Die Besonderheit dieser Regatta ist neben dem einmaligen Flair- die Veranstaltung zählt neben dem Pferderennen in Ascott und dem Tennisturnier in Wimbledon zu den Sportereignissen im Vereinigten Königreich- der K.O.-Modus. Es gibt keinen Hoffnungslauf und keine 2. Chance- einen Fehler darf man sich nicht erlauben- und genau das macht den besonderen Reiz dieses Wettkampfes über 2112 Meter Streckenlänge aus.
Dienstag
Nach der Anreise erfolgte am Abend erfolgte nach dem Aufriggern des Bootes
noch eine kurze Trainingseinheit auf dem legendären Regattakurs, bei der sich der BRG-Achter
auf dem zweitlängsten Fluss in England gewöhnen konnten.
Ein gemeinsam zubereitetes Abendessen und die „Einkleidung“ mit Einteilern, Shirts, Shorts, Hoodies, Hemden, Anzügen und Fliegen rundeten diesen ersten Henley-Tag verheißungsvoll ab.
Mittwoch
Am Mittwoch ging es für den Achter am Nachmittag im ersten Rennen um den Einzug in die Runde der besten 16.
Gegner war das dritte Boot des Seriensiegers vom Thames RC. Relativ schnell nach dem Start zeichnete sich ab, dass die Drittvertretung des letztjährigen Siegers uns nicht gewachsen war. Wir fuhren einen deutlichen Sieg ein. Nach dem gemeinsamen Abendessen analysierte die Crew nun die Rennen der Gegner sowie das eigene via YouTube auf dem Fernsehbildschirm, bevor nach Bekanntwerden des Zeitplans für den nächsten Tag alsbald die Betten aufgesucht wurden.
Donnerstag
Der Tag startete früh. Um 9:30 fiel der Startschuss im ersten Thames-Challenge-Cup-Rennen des Tages gegen die Mannschaft von Agecroft RC. Dies war kein unbekannter Gegner, denn bereits im letzten Jahr ist der Bonner Achter ebenfalls am Donnerstag gegen Agecroft Rc gefahren.
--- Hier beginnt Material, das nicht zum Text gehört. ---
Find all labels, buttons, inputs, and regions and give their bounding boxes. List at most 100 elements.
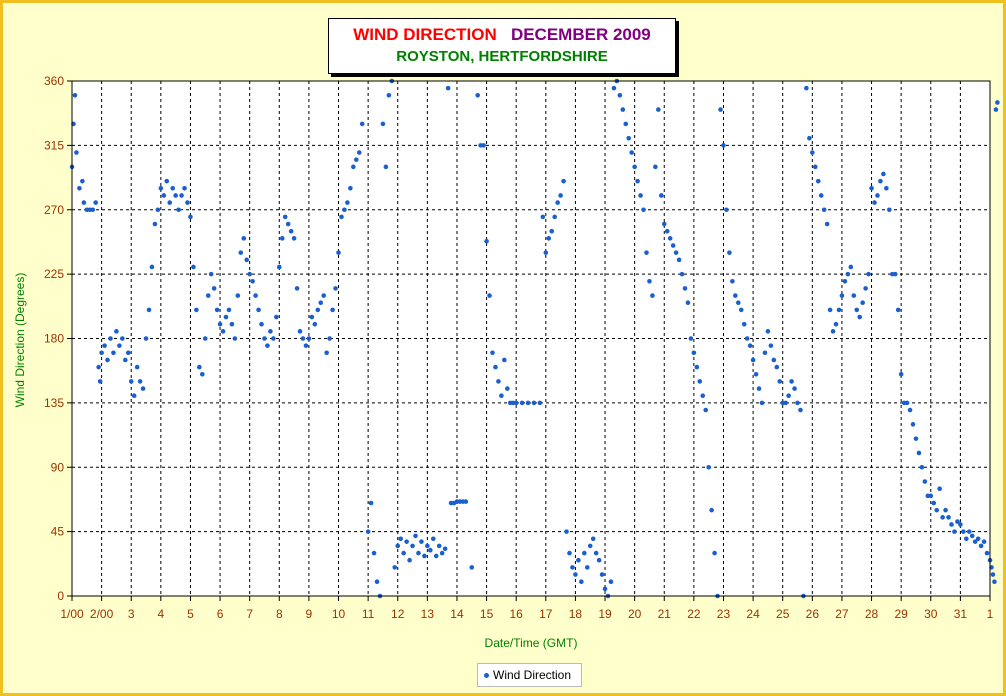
data-point bbox=[946, 515, 951, 520]
data-point bbox=[907, 407, 913, 413]
data-point bbox=[416, 550, 421, 556]
data-point bbox=[913, 436, 919, 441]
data-point bbox=[315, 307, 321, 313]
data-point bbox=[771, 357, 777, 363]
data-point bbox=[137, 379, 143, 384]
data-point bbox=[582, 550, 587, 556]
data-point bbox=[149, 264, 155, 270]
x-tick-label: 6 bbox=[217, 607, 224, 621]
y-tick-label: 0 bbox=[57, 589, 64, 603]
x-tick-label: 22 bbox=[687, 607, 701, 621]
data-point bbox=[904, 400, 910, 406]
data-point bbox=[895, 307, 901, 313]
x-tick-label: 21 bbox=[658, 607, 672, 621]
data-point bbox=[285, 221, 291, 227]
data-point bbox=[117, 343, 122, 348]
data-point bbox=[881, 171, 886, 177]
data-point bbox=[759, 400, 765, 406]
data-point bbox=[546, 236, 552, 241]
data-point bbox=[712, 550, 717, 556]
x-tick-label: 3 bbox=[128, 607, 135, 621]
data-point bbox=[940, 515, 945, 520]
data-point bbox=[262, 336, 267, 341]
data-point bbox=[72, 93, 78, 98]
data-point bbox=[339, 214, 344, 220]
chart-title-box: WIND DIRECTION DECEMBER 2009 ROYSTON, HE… bbox=[328, 18, 676, 74]
data-point bbox=[792, 386, 797, 391]
data-point bbox=[351, 164, 356, 170]
x-tick-label: 1/00 bbox=[60, 607, 84, 621]
data-point bbox=[611, 85, 617, 91]
data-point bbox=[602, 586, 608, 592]
data-point bbox=[824, 221, 830, 227]
data-point bbox=[937, 486, 942, 492]
data-point bbox=[685, 300, 691, 306]
data-point bbox=[330, 307, 335, 313]
data-point bbox=[735, 300, 741, 306]
data-point bbox=[217, 321, 223, 327]
data-point bbox=[276, 264, 282, 270]
data-point bbox=[709, 507, 714, 513]
data-point bbox=[279, 236, 285, 241]
y-tick-label: 135 bbox=[44, 396, 64, 410]
data-point bbox=[223, 314, 229, 320]
data-point bbox=[718, 107, 723, 112]
data-point bbox=[345, 200, 350, 205]
data-point bbox=[664, 228, 670, 234]
data-point bbox=[475, 93, 480, 98]
data-point bbox=[656, 107, 661, 112]
data-point bbox=[783, 400, 788, 406]
data-point bbox=[371, 550, 377, 556]
data-point bbox=[176, 207, 181, 213]
data-point bbox=[765, 329, 771, 334]
data-point bbox=[442, 546, 448, 552]
data-point bbox=[798, 407, 803, 413]
data-point bbox=[487, 293, 492, 298]
data-point bbox=[567, 550, 572, 556]
data-point bbox=[226, 307, 232, 313]
data-point bbox=[179, 193, 184, 198]
chart-title: WIND DIRECTION DECEMBER 2009 bbox=[329, 25, 675, 45]
data-point bbox=[958, 522, 963, 527]
data-point bbox=[721, 143, 726, 148]
data-point bbox=[469, 565, 475, 570]
data-point bbox=[300, 336, 306, 341]
data-point bbox=[887, 207, 892, 213]
data-point bbox=[170, 185, 175, 191]
data-point bbox=[827, 307, 833, 313]
data-point bbox=[910, 422, 916, 427]
data-point bbox=[632, 164, 637, 170]
data-point bbox=[647, 278, 652, 284]
data-point bbox=[617, 93, 623, 98]
data-point bbox=[679, 271, 685, 277]
data-point bbox=[984, 550, 990, 556]
data-point bbox=[916, 450, 922, 456]
data-point bbox=[990, 572, 996, 577]
data-point bbox=[928, 493, 934, 499]
data-point bbox=[706, 464, 711, 470]
data-point bbox=[324, 350, 329, 356]
data-point bbox=[836, 307, 842, 313]
data-point bbox=[297, 329, 303, 334]
data-point bbox=[978, 543, 984, 549]
data-point bbox=[164, 178, 170, 184]
data-point bbox=[555, 200, 560, 205]
data-point bbox=[282, 214, 288, 220]
y-tick-label: 180 bbox=[44, 332, 64, 346]
data-point bbox=[724, 207, 729, 213]
x-tick-label: 18 bbox=[569, 607, 583, 621]
x-tick-label: 15 bbox=[480, 607, 494, 621]
data-point bbox=[992, 579, 997, 584]
y-tick-label: 225 bbox=[44, 267, 64, 281]
data-point bbox=[490, 350, 495, 356]
data-point bbox=[969, 533, 975, 539]
data-point bbox=[863, 286, 868, 291]
data-point bbox=[851, 293, 857, 298]
y-tick-label: 270 bbox=[44, 203, 64, 217]
data-point bbox=[380, 121, 386, 127]
data-point bbox=[700, 393, 706, 399]
data-point bbox=[253, 293, 258, 298]
data-point bbox=[596, 557, 602, 563]
x-tick-label: 28 bbox=[865, 607, 879, 621]
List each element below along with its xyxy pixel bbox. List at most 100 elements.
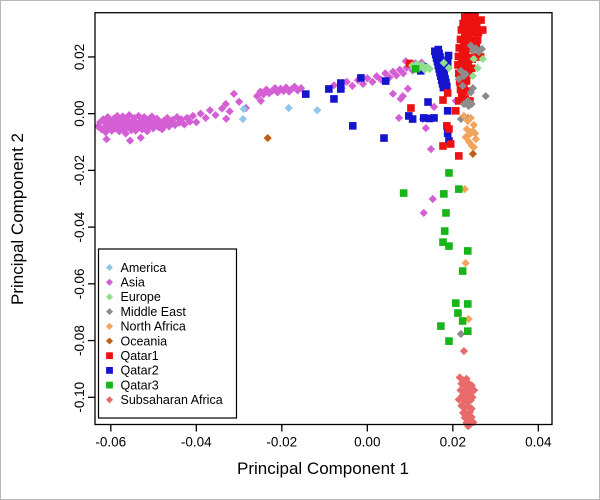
legend-item-oceania: Oceania (105, 334, 168, 348)
asia-point (394, 113, 404, 123)
legend-item-qatar1: Qatar1 (106, 349, 159, 363)
qatar1-point (467, 64, 476, 73)
north-africa-point (464, 314, 473, 324)
y-tick-label: -0.10 (72, 382, 87, 413)
qatar2-point (357, 74, 365, 82)
qatar2-point (425, 114, 434, 123)
europe-point (425, 64, 434, 73)
north-africa-series (459, 111, 481, 324)
plot-frame (94, 12, 553, 426)
x-tick-label: -0.02 (266, 435, 297, 450)
qatar1-point (443, 89, 452, 97)
europe-point (439, 58, 448, 67)
qatar3-point (463, 300, 472, 308)
qatar3-point (458, 267, 467, 275)
qatar1-point (463, 87, 472, 95)
america-point (313, 106, 322, 115)
middle-east-point (466, 41, 475, 50)
legend-label: Qatar3 (121, 378, 159, 392)
subsaharan-africa-legend-marker-icon (105, 396, 114, 404)
qatar1-point (439, 96, 447, 104)
legend-item-middle-east: Middle East (105, 305, 186, 319)
america-point (284, 103, 293, 113)
legend-item-europe: Europe (105, 290, 161, 304)
legend-item-america: America (105, 261, 166, 275)
north-africa-legend-marker-icon (105, 322, 114, 330)
qatar2-point (404, 112, 413, 120)
asia-point (342, 77, 351, 87)
y-tick-label: -0.04 (72, 211, 87, 242)
qatar2-point (348, 122, 357, 130)
qatar2-point (434, 45, 443, 54)
y-tick-label: 0.02 (72, 44, 87, 70)
asia-point (392, 71, 401, 80)
america-legend-marker-icon (105, 263, 114, 272)
qatar1-point (462, 77, 471, 85)
north-africa-point (469, 120, 478, 130)
europe-point (478, 54, 487, 64)
qatar1-point (446, 140, 455, 148)
qatar3-point (440, 227, 449, 235)
legend-item-north-africa: North Africa (105, 320, 186, 334)
middle-east-point (466, 88, 475, 97)
x-tick-label: 0.04 (525, 435, 552, 450)
x-tick-label: -0.04 (181, 435, 212, 450)
europe-legend-marker-icon (105, 293, 114, 301)
america-point (238, 114, 248, 124)
qatar2-point (443, 58, 452, 67)
y-axis-title: Principal Component 2 (8, 133, 27, 305)
qatar1-point (455, 97, 463, 105)
qatar1-point (472, 20, 481, 29)
middle-east-point (477, 44, 486, 54)
qatar3-legend-marker-icon (106, 381, 113, 389)
asia-point (229, 89, 239, 98)
qatar1-point (407, 104, 415, 112)
qatar2-point (408, 115, 417, 123)
qatar2-point (337, 79, 345, 87)
asia-point (421, 124, 430, 133)
qatar3-point (411, 65, 420, 73)
middle-east-point (454, 74, 463, 84)
america-series (238, 103, 322, 124)
oceania-point (468, 149, 478, 159)
legend-label: Oceania (121, 334, 168, 348)
axis-ticks-layer: -0.06 -0.04 -0.02 0.00 0.02 0.04 0.02 0.00 -0.02… (72, 44, 552, 450)
qatar2-point (416, 67, 425, 75)
asia-point (222, 114, 231, 123)
qatar3-point (437, 322, 445, 330)
legend-item-qatar2: Qatar2 (106, 364, 159, 378)
qatar2-point (337, 85, 345, 93)
qatar2-point (381, 77, 390, 85)
legend-label: North Africa (121, 320, 186, 334)
qatar3-point (463, 247, 472, 255)
qatar3-point (458, 317, 467, 325)
legend-item-subsaharan-africa: Subsaharan Africa (105, 393, 223, 407)
asia-point (398, 91, 407, 101)
qatar3-series (399, 65, 472, 345)
legend-label: Asia (121, 276, 145, 290)
qatar2-point (430, 114, 438, 122)
qatar2-point (442, 78, 450, 87)
middle-east-legend-marker-icon (105, 308, 114, 316)
legend-item-qatar3: Qatar3 (106, 378, 159, 392)
qatar1-point (405, 59, 414, 68)
north-africa-point (466, 113, 475, 123)
asia-point (125, 136, 135, 145)
qatar2-point (440, 71, 449, 79)
x-tick-label: -0.06 (95, 435, 126, 450)
europe-point (469, 54, 478, 64)
europe-point (468, 71, 478, 81)
qatar1-point (452, 107, 460, 115)
y-tick-label: 0.00 (72, 101, 87, 127)
x-tick-label: 0.00 (354, 435, 380, 450)
north-africa-point (470, 129, 480, 138)
north-africa-point (459, 111, 469, 121)
legend-label: Qatar2 (121, 364, 159, 378)
qatar2-point (443, 107, 452, 115)
qatar2-point (380, 134, 388, 142)
qatar1-point (443, 122, 451, 130)
legend-box (97, 248, 238, 419)
asia-point (429, 102, 439, 111)
qatar3-point (454, 309, 462, 317)
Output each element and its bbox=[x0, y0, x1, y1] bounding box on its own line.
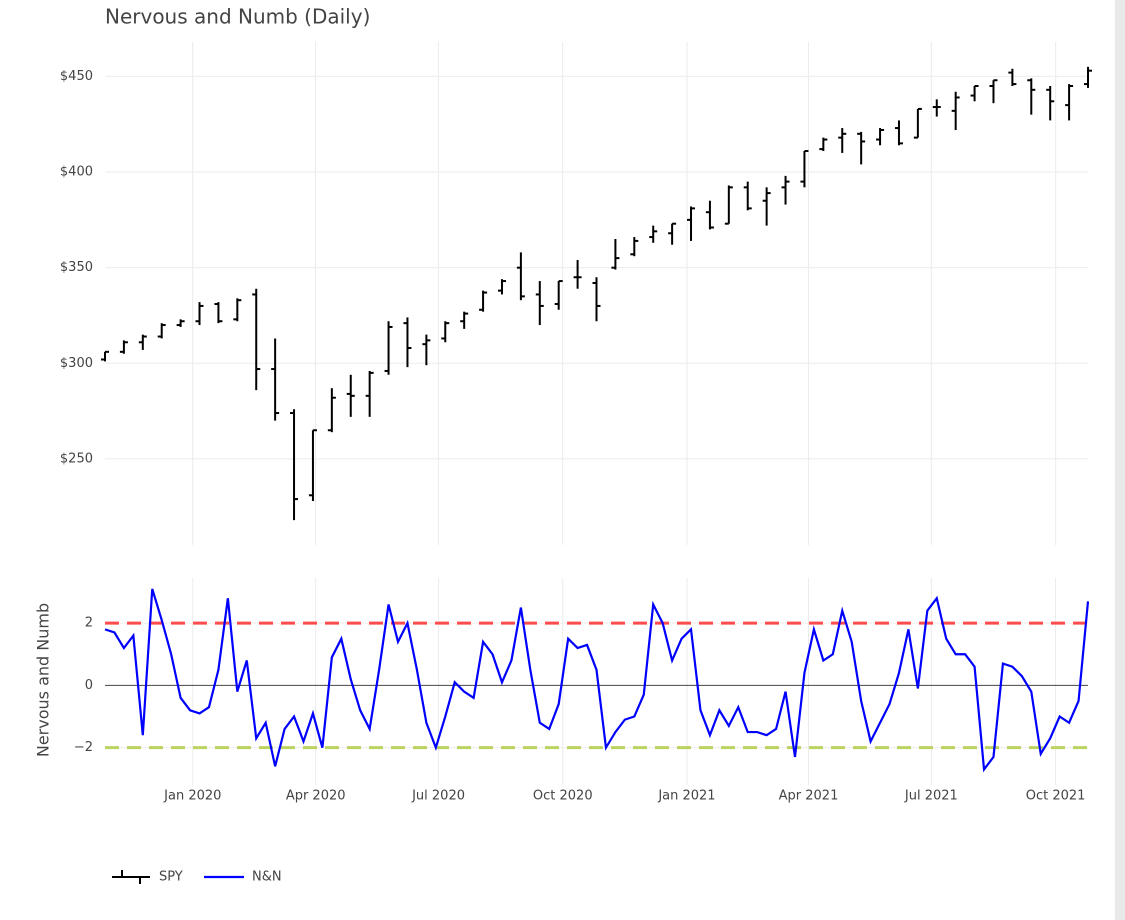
chart-title: Nervous and Numb (Daily) bbox=[105, 5, 370, 29]
y-tick-label: $450 bbox=[60, 69, 93, 84]
x-tick-label: Jul 2020 bbox=[411, 789, 465, 804]
y-tick-label: 2 bbox=[85, 616, 93, 631]
y-axis-label: Nervous and Numb bbox=[34, 603, 53, 757]
x-tick-label: Oct 2021 bbox=[1026, 789, 1086, 804]
x-tick-label: Jan 2021 bbox=[657, 789, 715, 804]
nn-line bbox=[104, 588, 1090, 773]
x-tick-label: Apr 2020 bbox=[286, 789, 346, 804]
y-tick-label: $250 bbox=[60, 451, 93, 466]
x-tick-label: Jan 2020 bbox=[163, 789, 221, 804]
side-strip bbox=[1115, 0, 1125, 920]
y-tick-label: $400 bbox=[60, 165, 93, 180]
y-tick-label: −2 bbox=[74, 740, 93, 755]
x-tick-label: Jul 2021 bbox=[904, 789, 958, 804]
y-tick-label: $350 bbox=[60, 260, 93, 275]
x-tick-label: Oct 2020 bbox=[533, 789, 593, 804]
legend-label: N&N bbox=[252, 870, 282, 885]
y-tick-label: $300 bbox=[60, 356, 93, 371]
y-tick-label: 0 bbox=[85, 678, 93, 693]
x-tick-label: Apr 2021 bbox=[779, 789, 839, 804]
legend-label: SPY bbox=[159, 870, 183, 885]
Nach einem Start auf Augenhöhe setzten wir uns Stück für Stück ab, verpassten es aber, den Gegner über die Strecke endgültig zu brechen, sodass es bei einem Abstand von einer Bootslänge bis kurz vor dem Ziel blieb, die der Agecroft-Achter mit seinem Endspurt noch etwas verkürzen konnte- allerdings hatte Steuerfrau Clara Drewes zu diesem Zeitpunkt bereits realisiert, dass der gegnerische Achter den Vorsprung keinesfalls mehr egalisieren konnte und somit auf die Ansage eines Endspurtes verzichtet, um Kräfte zu schonen.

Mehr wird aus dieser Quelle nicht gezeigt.